It was a busy summer. Marrying off daughters, enlarging driveways, saying goodbye to half my population of ancient cats, and a couple of day trips to serve as “vacation” has produced a significant lag in my response time. The post that inspired this musing originally appeared back in June, and I jotted it down on my list of things to blog about. Only now am I finally getting around to responding. Sorry for the delay.
My good friend and blog colleague Dr. Bob Centor has written about the difficulties of treating patients in the hospital, only to have them get well (or at least better than they were), and leave the controlled inpatient environment to go back to wherever it was they came from, which often contained the seeds (or was the outright cause) of what made them so sick in the first place:
You can fill in more information about the patient, unstable social situation, often homeless, often estranged, and much sicker than they should be.
So we perform great rescues in the hospital, stabilize the patient, restart the appropriate medications, institute physical therapy.
Then we start discharge planning and everyone – physicians, nurses, case managers – deals with the frustration of the social situation. Actually the problem is the lack of a social situation. The patient usually has no, or minimal social support.
Welcome to my world, Dr. Bob. The world of outpatient medicine, aka “real life”, is where our patients live; only when they’re not interacting with us, they’re known as “people”, not “patients”. Out here (“there” to you) they do things like smoke, drink, have sex, and use drugs. Some of them also go to work, bring home paychecks, care for families, tend gardens, clean their homes, go to movies, exercise, pay taxes…you know, live their lives. As you would probably agree, our job is to get them to a state of health where they can do all those things, and whatever else they may choose to do, with as little involvement from us doctors as possible. That’s the goal.

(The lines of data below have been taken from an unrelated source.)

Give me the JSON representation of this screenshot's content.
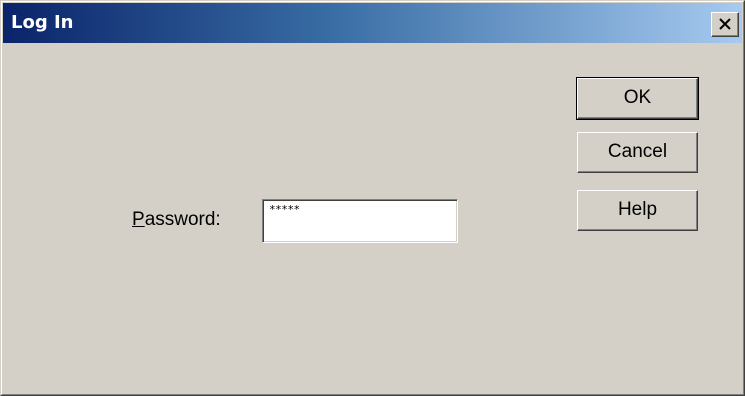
{
  "window": {
    "title": "Log In",
    "close_label": "×"
  },
  "form": {
    "password_label_access_key": "P",
    "password_label_rest": "assword:",
    "password_value": "*****"
  },
  "buttons": {
    "ok_label": "OK",
    "cancel_label": "Cancel",
    "help_label": "Help"
  },
  "icons": {
    "close": "close-icon"
  },
  "colors": {
    "titlebar_start": "#0a246a",
    "titlebar_end": "#a6caf0",
    "face": "#d4d0c8"
  }
}
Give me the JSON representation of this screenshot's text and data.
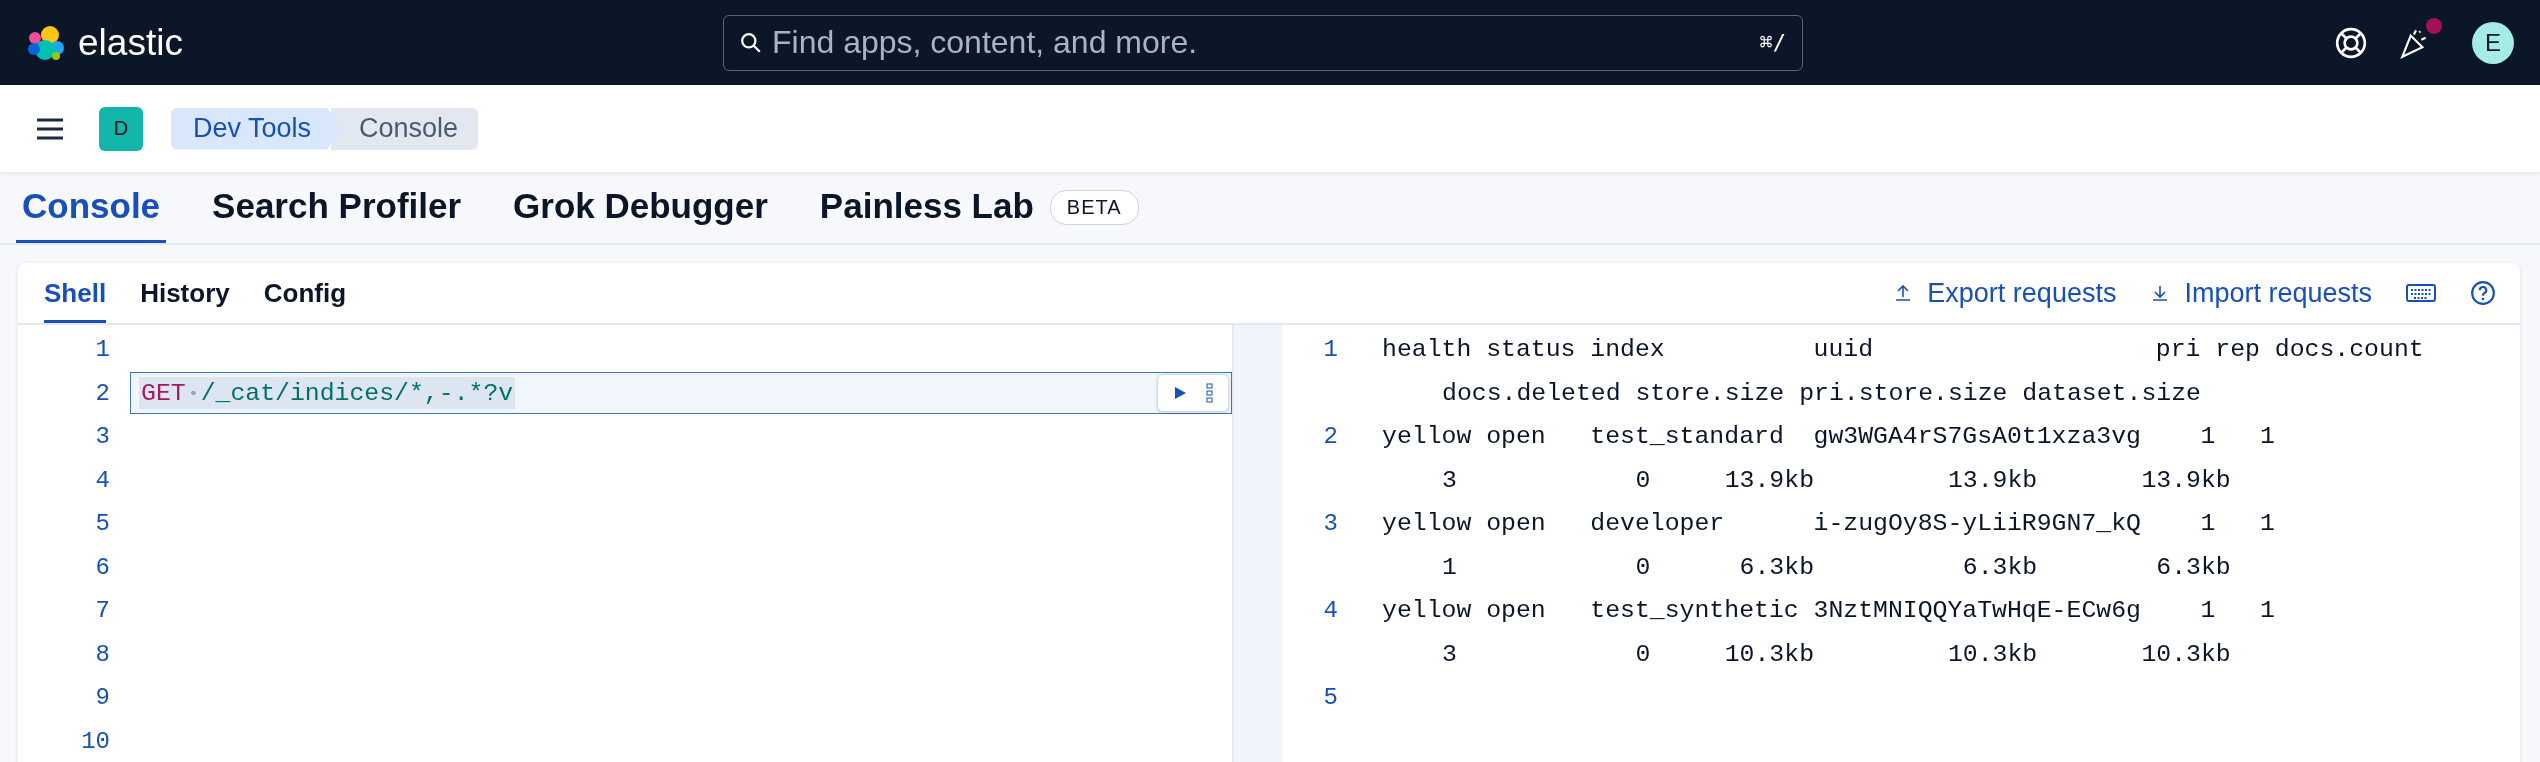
{
  "topbar": {
    "brand": "elastic",
    "search": {
      "placeholder": "Find apps, content, and more.",
      "shortcut": "⌘/"
    },
    "news_unread": true,
    "avatar": "E"
  },
  "header": {
    "space": "D",
    "breadcrumbs": [
      {
        "label": "Dev Tools",
        "current": false
      },
      {
        "label": "Console",
        "current": true
      }
    ]
  },
  "tabs": [
    {
      "label": "Console",
      "selected": true
    },
    {
      "label": "Search Profiler",
      "selected": false
    },
    {
      "label": "Grok Debugger",
      "selected": false
    },
    {
      "label": "Painless Lab",
      "selected": false,
      "badge": "BETA"
    }
  ],
  "console": {
    "tabs": [
      {
        "label": "Shell",
        "selected": true
      },
      {
        "label": "History",
        "selected": false
      },
      {
        "label": "Config",
        "selected": false
      }
    ],
    "actions": [
      {
        "label": "Export requests",
        "kind": "export"
      },
      {
        "label": "Import requests",
        "kind": "import"
      }
    ],
    "editor": {
      "lines": [
        {
          "number": "1"
        },
        {
          "number": "2",
          "method": "GET",
          "path": "/_cat/indices/*,-.*?v",
          "selected": true
        },
        {
          "number": "3"
        },
        {
          "number": "4"
        },
        {
          "number": "5"
        },
        {
          "number": "6"
        },
        {
          "number": "7"
        },
        {
          "number": "8"
        },
        {
          "number": "9"
        },
        {
          "number": "10"
        }
      ]
    },
    "output": {
      "lines": [
        {
          "number": "1",
          "text": "health status index          uuid                   pri rep docs.count",
          "wrap": "docs.deleted store.size pri.store.size dataset.size"
        },
        {
          "number": "2",
          "text": "yellow open   test_standard  gw3WGA4rS7GsA0t1xza3vg    1   1",
          "wrap": "3            0     13.9kb         13.9kb       13.9kb"
        },
        {
          "number": "3",
          "text": "yellow open   developer      i-zugOy8S-yLiiR9GN7_kQ    1   1",
          "wrap": "1            0      6.3kb          6.3kb        6.3kb"
        },
        {
          "number": "4",
          "text": "yellow open   test_synthetic 3NztMNIQQYaTwHqE-ECw6g    1   1",
          "wrap": "3            0     10.3kb         10.3kb       10.3kb"
        },
        {
          "number": "5"
        }
      ]
    }
  }
}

It is sadly true that there are many people out there who lack social support. They may have no family nearby, or have alienated them for one reason or another. Limited financial resources are profoundly, well, limiting. We can no more ask a person with no money to pay for expensive medications than we can expect a dialysis patient to suddenly start making urine.
The inpatient setting is inherently artificial. Controlling a patient’s activity, dietary intake, and medication consumption while carefully monitoring assorted biochemical parameters is vital acutely, but not something that can be realistically maintained after discharge. Yes, patients have to take responsibility for their health and its maintenance, but sometimes we tend to overestimate their ability to do so, blaming them for failures of medication and dietary adherence when things like monetary barriers are insurmountable.
Of course it’s easier when our patients have the social supports necessary to get and stay well as outpatients. Think of the social situation as a co-morbidity. It’s something we have to take into account when treating a given patient, even if it means not being able to follow guidelines or “best practices”. Just as chronic kidney disease complicates the treatment of arthritis, and diabetes complicates the treatment of just about everything, mental illnesses like depression and schizophrenia make it more difficult for patients to adhere to complicated outpatient regimens for both their physical and mental conditions.
Dr. Bob says:
We get frustrated with these patients, but this frustration really reflects our frustration with the social confounders of disease.
I submit that the social situation is an integral part of the patient’s condition. (Note to learners: this is why a Social History — beyond mention of smoking, drinking, and employment — needs to be far more than an afterthought at the end of the H&P.) Dr. Centor likes to champion practitioners of Internal Medicine as specialists in complexity. Caring for a patient with diabetes, heart disease, asthma, and a festering foot ulcer is certainly more complex if he is a homeless alcoholic veteran. But why should the patient’s social situation be singled out as more frustrating than the diabetes or the asthma?
Dealing with social situations that complicate the patient’s medical management are part of the doctoring, not something that interferes with it.